GLEN E. KELLER, Jr., Bankruptcy Judge.

Plaintiffs seek to enjoin the State of Colorado from suspending the driver's license of Plaintiff Clifford Briner under provisions of the Colorado Motor Vehicle Financial Responsibility Act §§ 42-7-101, et seq., C.R.S.1973. The matter is before the Court upon stipulated facts, a brief recitation of which is important to the understanding of the legal issues involved here.

Clifford Briner is a truck driver and has been so employed during his entire adult life. In recent years, he has developed an alcohol problem and on August 4, 1980, was involved in a motor vehicle accident in which he apparently struck two parked vehicles, causing substantial damage. Thereafter, the State suspended the driving privileges of Mr. Briner for violation of the Uniform Safety Code of 1935 and, in particular, § 42-2-123, C.R.S.1973. Subsequently, the Department issued a provisional license to Mr. Briner permitting him to drive in connection with his employment, to and from an alcohol treatment program, and in connection with his volunteer work as an ambulance driver in his community. Subsequent to the issuance of such provisional license, the State invoked the provisions of the Financial Responsibility Act, the purpose of which the Legislature declared at § 42-7-102, C.R.S.1973:

Legislative declaration. The general assembly is acutely aware of the toll in human suffering and loss of life, limb, and property caused by negligence in the operation of motor vehicles in our state. Although it recognizes that this basic problem can be and is being dealt with by direct measures designed to protect our people from the ravages of irresponsible drivers, the general assembly is also very much concerned with the financial loss visited upon innocent traffic accident victims by negligent motorists who are financially irresponsible.

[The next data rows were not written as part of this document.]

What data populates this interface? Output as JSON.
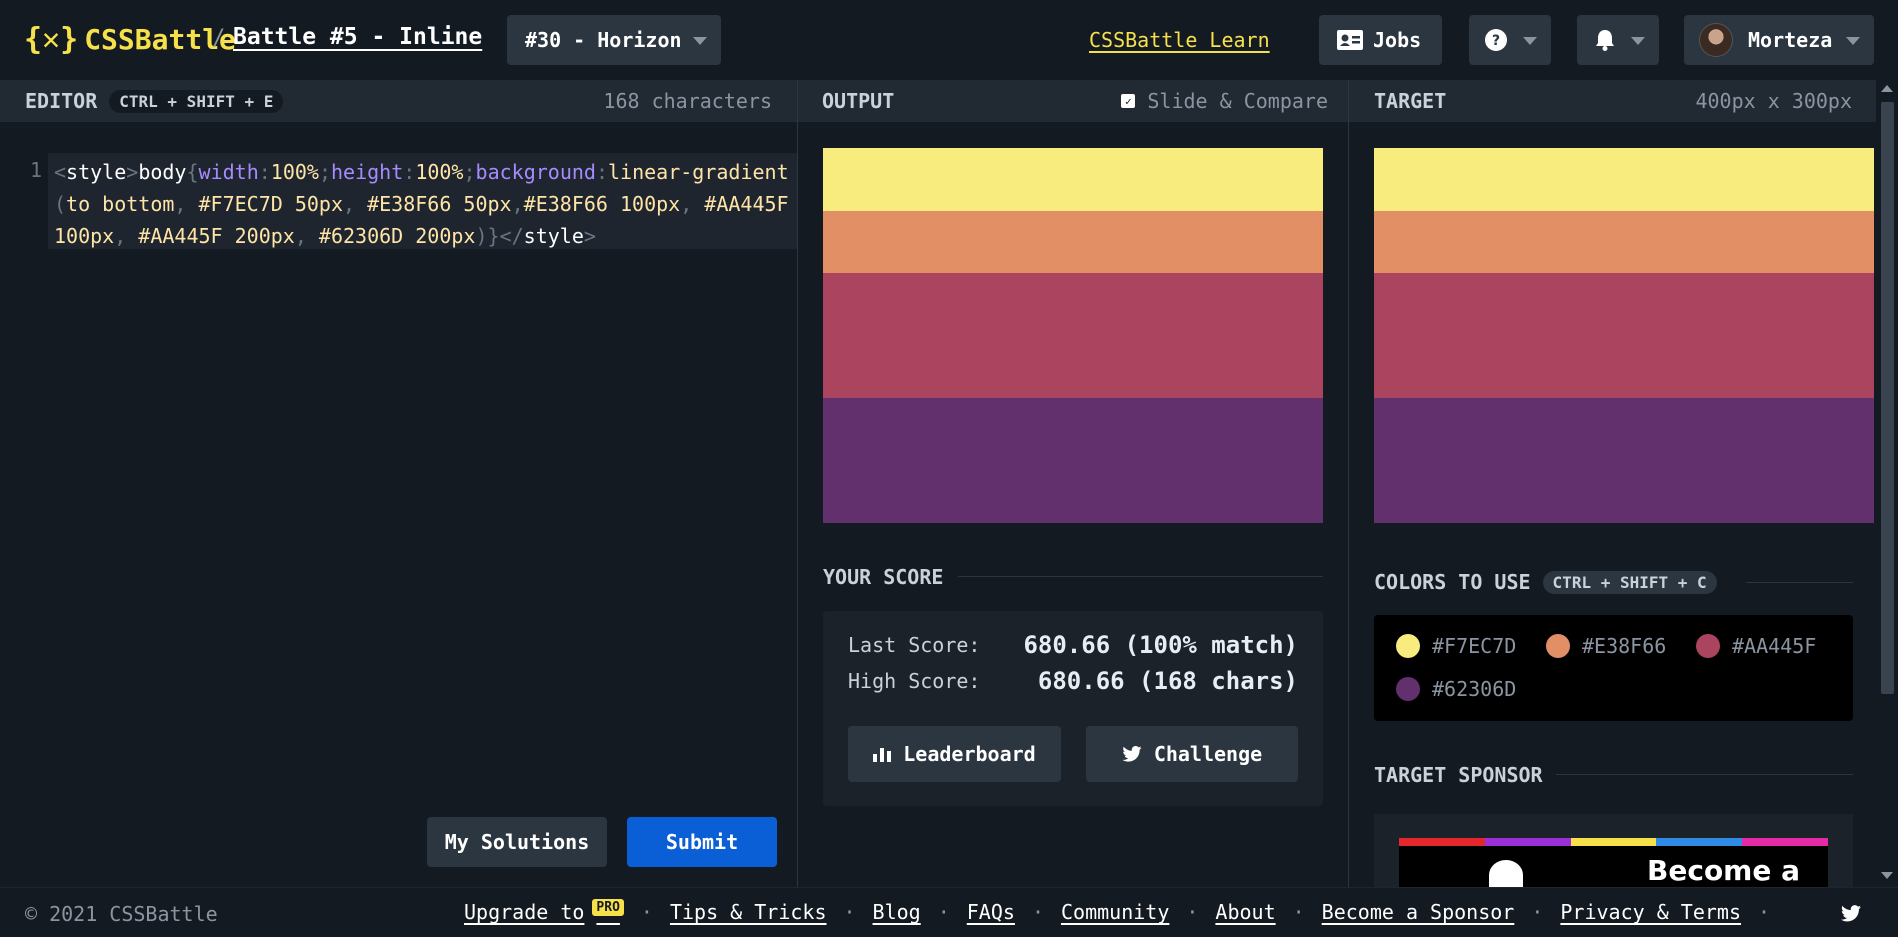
{
  "header": {
    "logo_text": "CSSBattle",
    "logo_mark": "{✕}",
    "separator": "/",
    "battle_title": "Battle #5 - Inline",
    "target_select": "#30 - Horizon",
    "learn_link": "CSSBattle Learn",
    "jobs_label": "Jobs",
    "help_icon": "question-icon",
    "bell_icon": "bell-icon",
    "user_name": "Morteza"
  },
  "editor": {
    "title": "EDITOR",
    "shortcut": "CTRL + SHIFT + E",
    "char_count": "168 characters",
    "line_number": "1",
    "my_solutions_label": "My Solutions",
    "submit_label": "Submit",
    "code": {
      "t1": "<",
      "t2": "style",
      "t3": ">",
      "t4": "body",
      "t5": "{",
      "p1": "width",
      "c1": ":",
      "v1": "100%",
      "s1": ";",
      "p2": "height",
      "c2": ":",
      "v2": "100%",
      "s2": ";",
      "p3": "background",
      "c3": ":",
      "v3": "linear-gradient",
      "o1": "(",
      "v4": "to bottom",
      "k1": ",",
      "v5": " #F7EC7D 50px",
      "k2": ",",
      "v6": " #E38F66 50px",
      "k3": ",",
      "v7": "#E38F66 100px",
      "k4": ",",
      "v8": " #AA445F 100px",
      "k5": ",",
      "v9": " #AA445F 200px",
      "k6": ",",
      "v10": " #62306D 200px",
      "o2": ")",
      "t6": "}",
      "t7": "</",
      "t8": "style",
      "t9": ">"
    }
  },
  "output": {
    "title": "OUTPUT",
    "slide_compare_label": "Slide & Compare",
    "slide_compare_checked": true,
    "stripes": [
      "#F7EC7D",
      "#E38F66",
      "#AA445F",
      "#62306D"
    ]
  },
  "target": {
    "title": "TARGET",
    "dimensions": "400px x 300px",
    "stripes": [
      "#F7EC7D",
      "#E38F66",
      "#AA445F",
      "#62306D"
    ]
  },
  "score": {
    "title": "YOUR SCORE",
    "last_label": "Last Score:",
    "last_value": "680.66 (100% match)",
    "high_label": "High Score:",
    "high_value": "680.66 (168 chars)",
    "leaderboard_label": "Leaderboard",
    "challenge_label": "Challenge"
  },
  "colors": {
    "title": "COLORS TO USE",
    "shortcut": "CTRL + SHIFT + C",
    "items": [
      {
        "hex": "#F7EC7D",
        "label": "#F7EC7D"
      },
      {
        "hex": "#E38F66",
        "label": "#E38F66"
      },
      {
        "hex": "#AA445F",
        "label": "#AA445F"
      },
      {
        "hex": "#62306D",
        "label": "#62306D"
      }
    ]
  },
  "sponsor": {
    "title": "TARGET SPONSOR",
    "banner_text": "Become a",
    "stripe_colors": [
      "#e5262a",
      "#9b30d9",
      "#f7e14b",
      "#2f8be5",
      "#e52aa8"
    ]
  },
  "footer": {
    "copyright": "© 2021 CSSBattle",
    "links": [
      "Upgrade to",
      "Tips & Tricks",
      "Blog",
      "FAQs",
      "Community",
      "About",
      "Become a Sponsor",
      "Privacy & Terms"
    ],
    "pro_badge": "PRO",
    "separator": "·",
    "twitter_icon": "twitter-icon"
  },
  "accent_colors": {
    "brand_yellow": "#F7E14B",
    "submit_blue": "#0B5FD6",
    "background": "#141A21"
  }
}
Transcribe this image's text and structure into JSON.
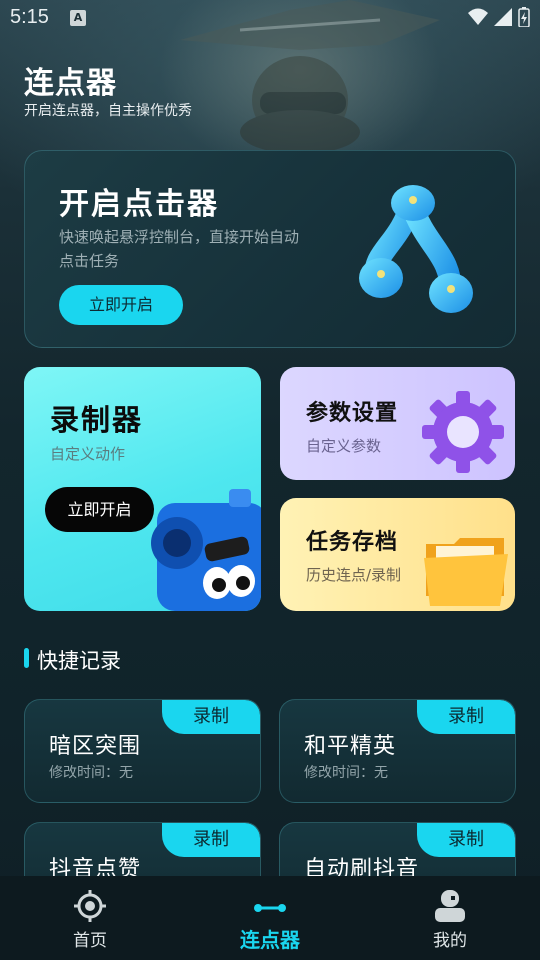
{
  "status_bar": {
    "time": "5:15",
    "notification_icon": "A"
  },
  "header": {
    "title": "连点器",
    "subtitle": "开启连点器，自主操作优秀"
  },
  "hero": {
    "title": "开启点击器",
    "description": "快速唤起悬浮控制台，直接开始自动点击任务",
    "button": "立即开启"
  },
  "cards": {
    "recorder": {
      "title": "录制器",
      "subtitle": "自定义动作",
      "button": "立即开启"
    },
    "params": {
      "title": "参数设置",
      "subtitle": "自定义参数"
    },
    "archive": {
      "title": "任务存档",
      "subtitle": "历史连点/录制"
    }
  },
  "quick": {
    "title": "快捷记录",
    "items": [
      {
        "tag": "录制",
        "title": "暗区突围",
        "meta": "修改时间：无"
      },
      {
        "tag": "录制",
        "title": "和平精英",
        "meta": "修改时间：无"
      },
      {
        "tag": "录制",
        "title": "抖音点赞"
      },
      {
        "tag": "录制",
        "title": "自动刷抖音"
      }
    ]
  },
  "nav": {
    "tabs": [
      {
        "label": "首页",
        "icon": "crosshair-icon"
      },
      {
        "label": "连点器",
        "icon": "link-dots-icon",
        "active": true
      },
      {
        "label": "我的",
        "icon": "user-icon"
      }
    ]
  },
  "colors": {
    "accent": "#1ad6ef",
    "background": "#10232a",
    "nav_bg": "#0d1a1f"
  }
}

In prescribing the sanctions and requirements of this article, it is the policy of this state to induce and encourage all motorists to provide for their financial responsibility for the protection of others, and to assure the widespread availability to the insuring public of insurance protection against financial loss caused by negligent financially irresponsible motorists.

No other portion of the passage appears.